Me voici de retour pour vous faire découvrir le Japon de chez vous à travers un simple calendrier ! 🙂
Tada ima ! ただ今 !
Tout d’abord, je tiens à remercier toutes celles et ceux qui m’ont assidûment suivie et encouragée dans ce voyage au coeur du calendrier japonais d’aujourd’hui.
Initialement planifié sur 12 semaines, mon défi s’est finalement déployé sur 13 semaines. En effet, la période du Nouvel An est si riche que j’ai préféré y consacrer deux articles : les préparatifs jusqu’au 31 décembre inclus et le Nouvel An à proprement parler. 😉
Désormais, pour clore ce chapitre, je vous propose de prendre un peu de recul et de voir ce que nous enseigne plus généralement le calendrier japonais sur le Japon, sa culture et sa société toute entière. Je vais donc vous faire partager ce qui, selon moi, constitue les traits saillants de ce calendrier.
C’est parti !
Au Japon, un calendrier peut en cacher un autre !

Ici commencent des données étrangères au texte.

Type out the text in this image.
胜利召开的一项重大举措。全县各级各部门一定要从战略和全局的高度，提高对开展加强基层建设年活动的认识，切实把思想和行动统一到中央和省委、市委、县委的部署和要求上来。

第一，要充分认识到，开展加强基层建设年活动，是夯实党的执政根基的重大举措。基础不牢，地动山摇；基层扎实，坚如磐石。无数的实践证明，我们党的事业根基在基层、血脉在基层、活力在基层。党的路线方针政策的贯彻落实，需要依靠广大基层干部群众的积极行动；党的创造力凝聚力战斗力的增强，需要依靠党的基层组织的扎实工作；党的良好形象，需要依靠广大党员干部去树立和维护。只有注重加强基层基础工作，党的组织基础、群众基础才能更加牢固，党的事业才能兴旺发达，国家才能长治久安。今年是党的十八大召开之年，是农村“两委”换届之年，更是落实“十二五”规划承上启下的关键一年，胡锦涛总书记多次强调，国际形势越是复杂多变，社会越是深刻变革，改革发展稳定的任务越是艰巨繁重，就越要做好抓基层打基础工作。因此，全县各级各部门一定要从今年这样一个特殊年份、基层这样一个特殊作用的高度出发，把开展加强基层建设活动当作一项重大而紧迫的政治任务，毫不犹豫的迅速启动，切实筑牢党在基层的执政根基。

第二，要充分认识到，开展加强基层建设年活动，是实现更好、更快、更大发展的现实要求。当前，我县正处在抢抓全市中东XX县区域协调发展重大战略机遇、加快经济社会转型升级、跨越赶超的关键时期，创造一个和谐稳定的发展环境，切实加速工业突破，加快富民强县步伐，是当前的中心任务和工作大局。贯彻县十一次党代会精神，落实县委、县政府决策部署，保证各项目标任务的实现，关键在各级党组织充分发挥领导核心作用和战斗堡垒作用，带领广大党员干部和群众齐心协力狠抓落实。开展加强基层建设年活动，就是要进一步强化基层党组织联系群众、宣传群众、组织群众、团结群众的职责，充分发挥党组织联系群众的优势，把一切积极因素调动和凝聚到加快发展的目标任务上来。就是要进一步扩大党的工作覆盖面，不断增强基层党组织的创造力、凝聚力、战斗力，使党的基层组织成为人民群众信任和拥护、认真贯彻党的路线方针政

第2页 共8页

A la lecture de mes 13 précédents articles, il n’aura je pense échapper à personne que les Japonais vivent le plus souvent au rythme de deux calendriers, l’un officiel issu pour l’essentiel de l’après-guerre et progressivement révisé en fonction des évolutions sociétales, l’autre officieux, hérité de traditions ancestrales. Tant et si bien d’ailleurs, que les fêtes dites « traditionnelles » sont parfois sentimentalement plus importantes pour eux que les 16 jours fériés inscrits officiellement au calendrier. Le peuple a ses raisons que les politiques ignorent, et inversement ! 😀
Ainsi donc, pour qui le souhaite, coexistent harmonieusement passé et présent. De ce point de vue, les Japonais semblent avoir plutôt tendance au cumul des genres… Comme dans un mille-feuille, ils intègrent chaque nouvelle couche de tradition en préservant la précédente, laissant chacun libre de s’en emparer ou non.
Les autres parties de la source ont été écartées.